We conclude that the trial judge did not abuse his discretion when he granted Judge White's motion for a new trial. Although the Supreme Court left open the availability of qualified immunity as a defense for the respondent, it expressly declined to decide the issue. It is not clear to us whether the respondent raised the defense of qualified immunity in the lower court, since the terms "absolute immunity" and "judicial immunity" were used interchangeably throughout the record. We leave it to the discretion of the district court on remand to determine whether the respondent may now raise that defense, and if so, the validity thereof.1 This case is remanded to the district court for such proceedings as are appropriate.
REVERSED AND REMANDED.
The Honorable William H. Timbers, Senior Circuit Judge for the Second Circuit, sitting by designation
While the question presented here is whether the right allegedly violated was clearly established at the time that Judge White dismissed Forrester, see Harlow v. Fitzgerald, 457 U.S. 800, 818, 102 S. Ct. 2727, 2738, 73 L. Ed. 2d 396 (1982), we note that the question in the context of this case may be a substantially narrower one.
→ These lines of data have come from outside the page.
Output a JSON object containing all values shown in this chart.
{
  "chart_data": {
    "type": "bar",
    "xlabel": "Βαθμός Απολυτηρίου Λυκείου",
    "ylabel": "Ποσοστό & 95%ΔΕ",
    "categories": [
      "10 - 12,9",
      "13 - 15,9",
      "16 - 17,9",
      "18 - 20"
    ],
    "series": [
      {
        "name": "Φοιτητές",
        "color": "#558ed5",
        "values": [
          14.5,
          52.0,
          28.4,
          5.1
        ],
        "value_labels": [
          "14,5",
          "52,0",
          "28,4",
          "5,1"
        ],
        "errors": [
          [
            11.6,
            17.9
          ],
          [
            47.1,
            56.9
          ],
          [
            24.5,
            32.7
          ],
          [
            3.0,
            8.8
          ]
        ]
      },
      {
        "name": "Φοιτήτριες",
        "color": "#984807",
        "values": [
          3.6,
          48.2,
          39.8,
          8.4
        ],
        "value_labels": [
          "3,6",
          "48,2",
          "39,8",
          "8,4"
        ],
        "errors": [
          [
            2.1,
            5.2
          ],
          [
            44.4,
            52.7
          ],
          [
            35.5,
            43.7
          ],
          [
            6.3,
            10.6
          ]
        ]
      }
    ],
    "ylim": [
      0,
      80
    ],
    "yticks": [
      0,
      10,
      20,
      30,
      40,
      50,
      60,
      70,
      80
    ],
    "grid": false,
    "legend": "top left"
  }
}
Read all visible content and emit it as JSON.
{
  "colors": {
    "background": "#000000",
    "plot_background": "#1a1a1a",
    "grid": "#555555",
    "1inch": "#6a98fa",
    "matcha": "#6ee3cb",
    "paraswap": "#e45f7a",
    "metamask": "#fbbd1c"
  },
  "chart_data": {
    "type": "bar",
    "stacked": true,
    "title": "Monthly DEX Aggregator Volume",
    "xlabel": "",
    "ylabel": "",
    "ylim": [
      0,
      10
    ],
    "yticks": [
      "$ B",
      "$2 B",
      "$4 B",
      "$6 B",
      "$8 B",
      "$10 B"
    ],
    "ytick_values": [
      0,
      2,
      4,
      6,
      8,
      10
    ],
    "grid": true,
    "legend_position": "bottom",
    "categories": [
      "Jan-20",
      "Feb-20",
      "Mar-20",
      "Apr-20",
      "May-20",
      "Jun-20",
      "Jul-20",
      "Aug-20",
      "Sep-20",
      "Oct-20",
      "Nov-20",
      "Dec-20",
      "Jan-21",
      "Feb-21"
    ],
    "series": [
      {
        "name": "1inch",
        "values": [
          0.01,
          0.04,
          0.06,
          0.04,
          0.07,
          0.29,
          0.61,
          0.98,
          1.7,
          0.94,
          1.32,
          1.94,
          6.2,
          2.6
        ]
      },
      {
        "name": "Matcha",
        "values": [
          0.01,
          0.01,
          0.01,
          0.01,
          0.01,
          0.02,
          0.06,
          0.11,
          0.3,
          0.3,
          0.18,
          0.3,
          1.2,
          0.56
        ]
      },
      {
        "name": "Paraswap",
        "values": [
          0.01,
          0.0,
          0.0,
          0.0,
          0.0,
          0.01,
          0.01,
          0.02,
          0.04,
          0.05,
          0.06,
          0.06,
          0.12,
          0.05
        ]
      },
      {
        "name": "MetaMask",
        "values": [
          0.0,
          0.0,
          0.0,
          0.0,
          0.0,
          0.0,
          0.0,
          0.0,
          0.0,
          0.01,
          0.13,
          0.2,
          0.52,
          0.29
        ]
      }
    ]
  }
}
The Supreme Court has recently stated that "the right the official is alleged to have violated must have been 'clearly established' in a more particularized, and hence more relevant, sense: The contours of the right must be sufficiently clear that a reasonable official would understand that what he is doing violates that right." Anderson v. Creighton, --- U.S. ----, 107 S. Ct. 3034, 3039, 97 L. Ed. 2d 523 (1987). In a similar vein, this Court noted earlier:
The words 'clearly established ... constitutional rights' may not be used to read the defense of immunity out of federal tort law by the facile expedient of stating constitutional rights in the most general possible terms, so that anyone who prevails on the merits of a claim based on (for example) the First Amendment's free exercise of religion clause ... can defeat the defense of immunity simply by pointing out that the right to the free exercise of one's religion has long been a clearly established constitutional right. The right must be sufficiently particularized to put potential defendants on notice that their conduct probably is unlawful.
Azeez v. Fairman, 795 F.2d 1296, 1301 (7th Cir. 1986).
In Forrester's case, the relevant issue is whether it was clearly established at the time of Forrester's dismissal that a judicial officer's discharge of a female probation officer violated the established law regarding sex-discrimination. We, of course, cannot and do not reach that issue here.